Re: [HTML5] 2.8 Character encodings from Dr. Olaf Hoffmann on 2009-07-31 (public-html-comments@w3.org from July 2009)

From: Dr. Olaf Hoffmann <Dr.O.Hoffmann@gmx.de>
Date: Fri, 31 Jul 2009 12:53:27 +0200
To: public-html-comments@w3.org
Message-Id: <200907311253.27745.Dr.O.Hoffmann@gmx.de>

Hello,

within the last ten or more years I have already a lot
of experience especially with german authors (they 
typically want to use Umlaute and the ß-ligature and
sometimes the Euro-sign) and their problems.
Every month I have to explain again, how to 
distinguish between UTF-8 and ISO-8859-1(5) and
that ISO-8859-1 has no BOM - respectively that
this is displayed as visible characters in some
browser versions etc.
One has to explain, that the indication of the
server (stupid or correct) is more relevant than
indications within the document and how to
get it correct with PHP or with the .htaccess file
of the Apache web-server and that one cannot
change the encoding within one document.

And of course, I still have in mind the behaviour
of the browsers I used years ago, when the
Euro was introduced in europe and some authors
tried to use the Euro-sign without masking
within ISO-8859-1. There was a clear indication,
that this does not work in these legacy browsers,
therefore it is not true, that the interpretation
of 'ISO-8859-1' as 'Windows-1252' is compatible
with older browsers - they/some had no bug and 
indicated the not representable character for
example with a question mark, a box etc.
And indeed, it was simple to explain, that the
author either has to use another encoding or
has to mask the character to fix his/her bug.
This simple approach is maybe corrupted
now with bugs in current versions of browsers.
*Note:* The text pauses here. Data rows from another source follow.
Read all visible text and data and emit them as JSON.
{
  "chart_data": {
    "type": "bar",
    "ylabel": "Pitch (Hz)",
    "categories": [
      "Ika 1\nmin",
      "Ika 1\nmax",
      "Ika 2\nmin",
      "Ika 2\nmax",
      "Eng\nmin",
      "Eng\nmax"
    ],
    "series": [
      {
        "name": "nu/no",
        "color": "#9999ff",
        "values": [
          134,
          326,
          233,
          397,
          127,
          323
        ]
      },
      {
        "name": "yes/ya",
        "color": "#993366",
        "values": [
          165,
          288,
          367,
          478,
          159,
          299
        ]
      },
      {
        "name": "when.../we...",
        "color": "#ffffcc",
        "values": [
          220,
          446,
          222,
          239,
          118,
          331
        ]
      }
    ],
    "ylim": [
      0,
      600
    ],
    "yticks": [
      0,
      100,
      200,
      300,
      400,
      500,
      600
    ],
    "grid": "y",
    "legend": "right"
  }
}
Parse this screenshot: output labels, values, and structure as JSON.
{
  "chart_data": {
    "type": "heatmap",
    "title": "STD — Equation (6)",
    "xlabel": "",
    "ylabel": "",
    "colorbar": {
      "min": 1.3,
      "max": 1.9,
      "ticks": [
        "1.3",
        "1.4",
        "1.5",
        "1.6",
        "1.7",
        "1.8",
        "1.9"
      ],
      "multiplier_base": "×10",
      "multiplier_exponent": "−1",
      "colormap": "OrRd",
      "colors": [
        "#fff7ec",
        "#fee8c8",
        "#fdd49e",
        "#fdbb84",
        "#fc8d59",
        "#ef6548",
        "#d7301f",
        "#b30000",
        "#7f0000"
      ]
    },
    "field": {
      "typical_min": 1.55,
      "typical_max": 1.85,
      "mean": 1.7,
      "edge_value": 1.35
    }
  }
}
'HTML5' seems to introduce a new rule how to
identify the encoding. The encoding problem 
is obviously already hardly understandable
for many authors. Suddenly this new rule with
some opaque method to identify 'HTML5' 
documents complicates the situation even more
and makes it much harder to explain, what to
do to get a well defined document or script
output and how to fix bugs.

Therefore the main questions remain open up to
here:

1. How to indicate the 'ISO-8859-1' encoding
within an 'HTML5' document and not
'Windows-1252', if an author wants to specify
'ISO-8859-1' and nothing else?

2. How does a proper viewer/browser identify, 
that a document is 'HTML5' and that this
specific rule has to be applied, if 'ISO-8859-1'
is indicated.

3. At which point the encoding information
switches from the information given by the
server or the XML processing instruction
to the specific rule of 'HTML5' to interprete
the string  'ISO-8859-1' as indication for
'Windows-1252'?

Indeed, up to here, this is all about encoding
information, not how a document is decoded
by the viewer (buggy or not).


Olaf

Received on Friday, 31 July 2009 11:16:52 UTC